Bytewax
This guide uses a legacy method of connecting with Dekaf and is presented for historical purposes. For new integrations or to migrate your existing Dekaf setup to the new workflow, see the Dekaf materialization connector.
This guide demonstrates how to use Estuary Flow to stream data to Bytewax using the Kafka-compatible Dekaf API.
Bytewax is a Python framework for building scalable dataflow applications, designed for high-throughput, low-latency data processing tasks.

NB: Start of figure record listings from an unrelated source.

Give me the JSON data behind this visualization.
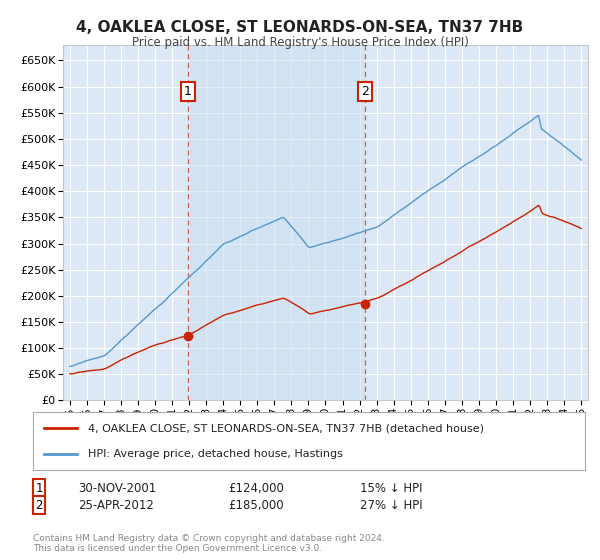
{
  "title": "4, OAKLEA CLOSE, ST LEONARDS-ON-SEA, TN37 7HB",
  "subtitle": "Price paid vs. HM Land Registry's House Price Index (HPI)",
  "legend_property": "4, OAKLEA CLOSE, ST LEONARDS-ON-SEA, TN37 7HB (detached house)",
  "legend_hpi": "HPI: Average price, detached house, Hastings",
  "footer": "Contains HM Land Registry data © Crown copyright and database right 2024.\nThis data is licensed under the Open Government Licence v3.0.",
  "sale1_label": "1",
  "sale1_date": "30-NOV-2001",
  "sale1_price": "£124,000",
  "sale1_hpi": "15% ↓ HPI",
  "sale1_year": 2001.92,
  "sale1_value": 124000,
  "sale2_label": "2",
  "sale2_date": "25-APR-2012",
  "sale2_price": "£185,000",
  "sale2_hpi": "27% ↓ HPI",
  "sale2_year": 2012.33,
  "sale2_value": 185000,
  "ylim": [
    0,
    680000
  ],
  "yticks": [
    0,
    50000,
    100000,
    150000,
    200000,
    250000,
    300000,
    350000,
    400000,
    450000,
    500000,
    550000,
    600000,
    650000
  ],
  "bg_color": "#dce8f5",
  "grid_color": "#ffffff",
  "red_color": "#cc2200",
  "blue_color": "#5599cc",
  "shade_color": "#c8ddf0"
}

Connecting Estuary Flow to Bytewax
-
Generate a refresh token for the Bytewax connection from the Estuary Admin Dashboard.
-
Install Bytewax and the Kafka Python client:
pip install bytewax kafka-python
-
Create a Python script for your Bytewax dataflow, using the following template:
import json
from datetime import timedelta
from bytewax.dataflow import Dataflow
from bytewax.inputs import KafkaInputConfig
from bytewax.outputs import StdOutputConfig
from bytewax.window import TumblingWindowConfig, SystemClockConfig
# Estuary Flow Dekaf configuration
KAFKA_BOOTSTRAP_SERVERS = "dekaf.estuary-data.com:9092"

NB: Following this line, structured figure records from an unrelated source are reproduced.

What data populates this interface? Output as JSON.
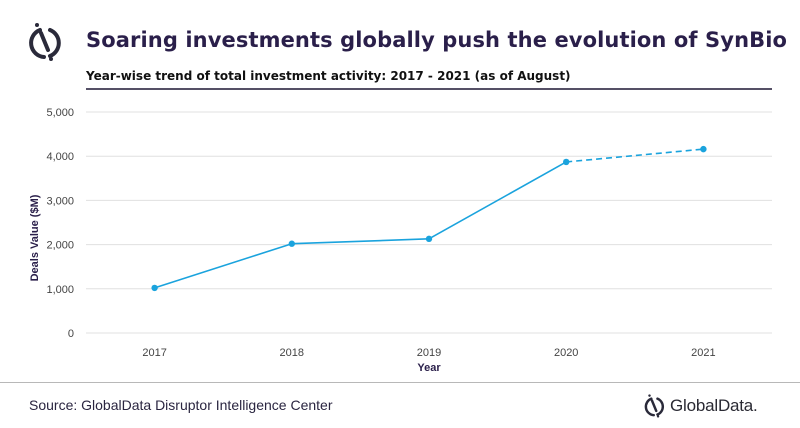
{
  "header": {
    "logo_icon": "globaldata-logo-icon",
    "title": "Soaring investments globally push the evolution of SynBio",
    "subtitle": "Year-wise trend of total investment activity: 2017 - 2021 (as of August)"
  },
  "footer": {
    "source": "Source: GlobalData Disruptor Intelligence Center",
    "brand": "GlobalData.",
    "brand_icon": "globaldata-logo-icon"
  },
  "colors": {
    "line": "#1aa3dd",
    "grid": "#e0e0e0",
    "title": "#2a1f4a"
  },
  "chart_data": {
    "type": "line",
    "title": "Year-wise trend of total investment activity: 2017 - 2021 (as of August)",
    "xlabel": "Year",
    "ylabel": "Deals Value ($M)",
    "categories": [
      "2017",
      "2018",
      "2019",
      "2020",
      "2021"
    ],
    "series": [
      {
        "name": "Deals Value ($M)",
        "values": [
          1020,
          2020,
          2130,
          3870,
          4160
        ],
        "dashed_from_index": 3
      }
    ],
    "ylim": [
      0,
      5000
    ],
    "yticks": [
      0,
      1000,
      2000,
      3000,
      4000,
      5000
    ],
    "ytick_labels": [
      "0",
      "1,000",
      "2,000",
      "3,000",
      "4,000",
      "5,000"
    ],
    "grid": true,
    "legend": "none",
    "annotations": [
      "2021 value shown as dashed segment (as of August)"
    ]
  }
}
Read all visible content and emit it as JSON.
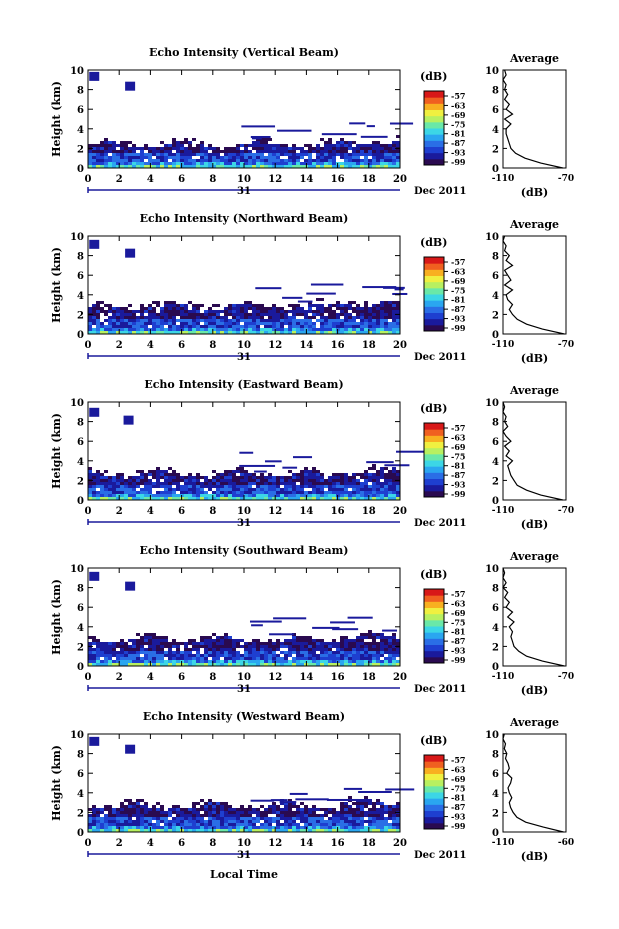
{
  "figure": {
    "xlabel": "Local Time",
    "date_label": "Dec 2011",
    "day_label": "31"
  },
  "chart_data": [
    {
      "type": "heatmap",
      "title": "Echo Intensity (Vertical Beam)",
      "xlabel": "",
      "ylabel": "Height (km)",
      "xlim": [
        0,
        20
      ],
      "ylim": [
        0,
        10
      ],
      "xticks": [
        0,
        2,
        4,
        6,
        8,
        10,
        12,
        14,
        16,
        18,
        20
      ],
      "yticks": [
        0,
        2,
        4,
        6,
        8,
        10
      ],
      "colorbar": {
        "label": "(dB)",
        "ticks": [
          "-57",
          "-63",
          "-69",
          "-75",
          "-81",
          "-87",
          "-93",
          "-99"
        ],
        "range": [
          -99,
          -57
        ]
      },
      "cloud_top_km": 2.5,
      "high_patches": [
        {
          "x": 0.4,
          "y": 9.4
        },
        {
          "x": 2.7,
          "y": 8.4
        }
      ],
      "average_profile": {
        "title": "Average",
        "xlabel": "(dB)",
        "xlim": [
          -110,
          -70
        ],
        "xticks": [
          "-110",
          "-70"
        ],
        "height_km": [
          0,
          0.5,
          1,
          1.5,
          2,
          2.5,
          3,
          3.5,
          4,
          4.5,
          5,
          5.5,
          6,
          6.5,
          7,
          7.5,
          8,
          8.5,
          9,
          9.5,
          10
        ],
        "db": [
          -72,
          -86,
          -96,
          -102,
          -105,
          -106,
          -107,
          -108,
          -108,
          -105,
          -109,
          -104,
          -108,
          -106,
          -109,
          -107,
          -109,
          -108,
          -110,
          -108,
          -109
        ]
      }
    },
    {
      "type": "heatmap",
      "title": "Echo Intensity (Northward Beam)",
      "xlabel": "",
      "ylabel": "Height (km)",
      "xlim": [
        0,
        20
      ],
      "ylim": [
        0,
        10
      ],
      "xticks": [
        0,
        2,
        4,
        6,
        8,
        10,
        12,
        14,
        16,
        18,
        20
      ],
      "yticks": [
        0,
        2,
        4,
        6,
        8,
        10
      ],
      "colorbar": {
        "label": "(dB)",
        "ticks": [
          "-57",
          "-63",
          "-69",
          "-75",
          "-81",
          "-87",
          "-93",
          "-99"
        ],
        "range": [
          -99,
          -57
        ]
      },
      "cloud_top_km": 3.0,
      "high_patches": [
        {
          "x": 0.4,
          "y": 9.2
        },
        {
          "x": 2.7,
          "y": 8.3
        }
      ],
      "average_profile": {
        "title": "Average",
        "xlabel": "(dB)",
        "xlim": [
          -110,
          -70
        ],
        "xticks": [
          "-110",
          "-70"
        ],
        "height_km": [
          0,
          0.5,
          1,
          1.5,
          2,
          2.5,
          3,
          3.5,
          4,
          4.5,
          5,
          5.5,
          6,
          6.5,
          7,
          7.5,
          8,
          8.5,
          9,
          9.5,
          10
        ],
        "db": [
          -71,
          -85,
          -95,
          -101,
          -104,
          -106,
          -104,
          -107,
          -108,
          -104,
          -109,
          -105,
          -107,
          -109,
          -104,
          -108,
          -106,
          -109,
          -108,
          -110,
          -109
        ]
      }
    },
    {
      "type": "heatmap",
      "title": "Echo Intensity (Eastward Beam)",
      "xlabel": "",
      "ylabel": "Height (km)",
      "xlim": [
        0,
        20
      ],
      "ylim": [
        0,
        10
      ],
      "xticks": [
        0,
        2,
        4,
        6,
        8,
        10,
        12,
        14,
        16,
        18,
        20
      ],
      "yticks": [
        0,
        2,
        4,
        6,
        8,
        10
      ],
      "colorbar": {
        "label": "(dB)",
        "ticks": [
          "-57",
          "-63",
          "-69",
          "-75",
          "-81",
          "-87",
          "-93",
          "-99"
        ],
        "range": [
          -99,
          -57
        ]
      },
      "cloud_top_km": 2.8,
      "high_patches": [
        {
          "x": 0.4,
          "y": 9.0
        },
        {
          "x": 2.6,
          "y": 8.2
        }
      ],
      "average_profile": {
        "title": "Average",
        "xlabel": "(dB)",
        "xlim": [
          -110,
          -70
        ],
        "xticks": [
          "-110",
          "-70"
        ],
        "height_km": [
          0,
          0.5,
          1,
          1.5,
          2,
          2.5,
          3,
          3.5,
          4,
          4.5,
          5,
          5.5,
          6,
          6.5,
          7,
          7.5,
          8,
          8.5,
          9,
          9.5,
          10
        ],
        "db": [
          -72,
          -86,
          -95,
          -101,
          -103,
          -105,
          -106,
          -107,
          -104,
          -108,
          -106,
          -109,
          -105,
          -108,
          -110,
          -107,
          -109,
          -108,
          -110,
          -109,
          -110
        ]
      }
    },
    {
      "type": "heatmap",
      "title": "Echo Intensity (Southward Beam)",
      "xlabel": "",
      "ylabel": "Height (km)",
      "xlim": [
        0,
        20
      ],
      "ylim": [
        0,
        10
      ],
      "xticks": [
        0,
        2,
        4,
        6,
        8,
        10,
        12,
        14,
        16,
        18,
        20
      ],
      "yticks": [
        0,
        2,
        4,
        6,
        8,
        10
      ],
      "colorbar": {
        "label": "(dB)",
        "ticks": [
          "-57",
          "-63",
          "-69",
          "-75",
          "-81",
          "-87",
          "-93",
          "-99"
        ],
        "range": [
          -99,
          -57
        ]
      },
      "cloud_top_km": 2.8,
      "high_patches": [
        {
          "x": 0.4,
          "y": 9.2
        },
        {
          "x": 2.7,
          "y": 8.2
        }
      ],
      "average_profile": {
        "title": "Average",
        "xlabel": "(dB)",
        "xlim": [
          -110,
          -70
        ],
        "xticks": [
          "-110",
          "-70"
        ],
        "height_km": [
          0,
          0.5,
          1,
          1.5,
          2,
          2.5,
          3,
          3.5,
          4,
          4.5,
          5,
          5.5,
          6,
          6.5,
          7,
          7.5,
          8,
          8.5,
          9,
          9.5,
          10
        ],
        "db": [
          -71,
          -85,
          -95,
          -100,
          -103,
          -104,
          -105,
          -104,
          -106,
          -103,
          -107,
          -104,
          -108,
          -106,
          -109,
          -107,
          -110,
          -108,
          -110,
          -109,
          -110
        ]
      }
    },
    {
      "type": "heatmap",
      "title": "Echo Intensity (Westward Beam)",
      "xlabel": "",
      "ylabel": "Height (km)",
      "xlim": [
        0,
        20
      ],
      "ylim": [
        0,
        10
      ],
      "xticks": [
        0,
        2,
        4,
        6,
        8,
        10,
        12,
        14,
        16,
        18,
        20
      ],
      "yticks": [
        0,
        2,
        4,
        6,
        8,
        10
      ],
      "colorbar": {
        "label": "(dB)",
        "ticks": [
          "-57",
          "-63",
          "-69",
          "-75",
          "-81",
          "-87",
          "-93",
          "-99"
        ],
        "range": [
          -99,
          -57
        ]
      },
      "cloud_top_km": 2.8,
      "high_patches": [
        {
          "x": 0.4,
          "y": 9.3
        },
        {
          "x": 2.7,
          "y": 8.5
        }
      ],
      "average_profile": {
        "title": "Average",
        "xlabel": "(dB)",
        "xlim": [
          -110,
          -60
        ],
        "xticks": [
          "-110",
          "-60"
        ],
        "height_km": [
          0,
          0.5,
          1,
          1.5,
          2,
          2.5,
          3,
          3.5,
          4,
          4.5,
          5,
          5.5,
          6,
          6.5,
          7,
          7.5,
          8,
          8.5,
          9,
          9.5,
          10
        ],
        "db": [
          -62,
          -78,
          -92,
          -99,
          -102,
          -104,
          -105,
          -103,
          -105,
          -106,
          -104,
          -103,
          -107,
          -105,
          -106,
          -108,
          -107,
          -109,
          -108,
          -110,
          -109
        ]
      }
    }
  ],
  "colors": {
    "scale": [
      "#2a0a50",
      "#1a1a9c",
      "#1e3fd0",
      "#2a6ee6",
      "#2aa6f0",
      "#3cd6e6",
      "#6ae8a8",
      "#b8f060",
      "#f0f040",
      "#f8b020",
      "#f06020",
      "#d81818"
    ]
  }
}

KAFKA_TOPIC = "/full/nameof/your/collection"
# Parse incoming messages
def parse_message(msg):
data = json.loads(msg)
# Process your data here
return data
# Define your dataflow
src = KafkaSource(brokers=KAFKA_BOOTSTRAP_SERVERS, topics=[KAFKA_TOPIC], add_config={
"security.protocol": "SASL_SSL",
"sasl.mechanism": "PLAIN",
"sasl.username": "{}",
"sasl.password": os.getenv("DEKAF_TOKEN"),
})
flow = Dataflow()
flow.input("input", src)
flow.input("input", KafkaInputConfig(KAFKA_BOOTSTRAP_SERVERS, KAFKA_TOPIC))
flow.map(parse_message)
# Add more processing steps as needed
flow.output("output", StdOutputConfig())
if __name__ == "__main__":
from bytewax.execution import run_main
run_main(flow) -
Replace
"/full/nameof/your/collection"
with your actual collection name from Estuary Flow. -
Run your Bytewax dataflow:
python your_dataflow_script.py
-
Your Bytewax dataflow is now processing data from Estuary Flow in real-time.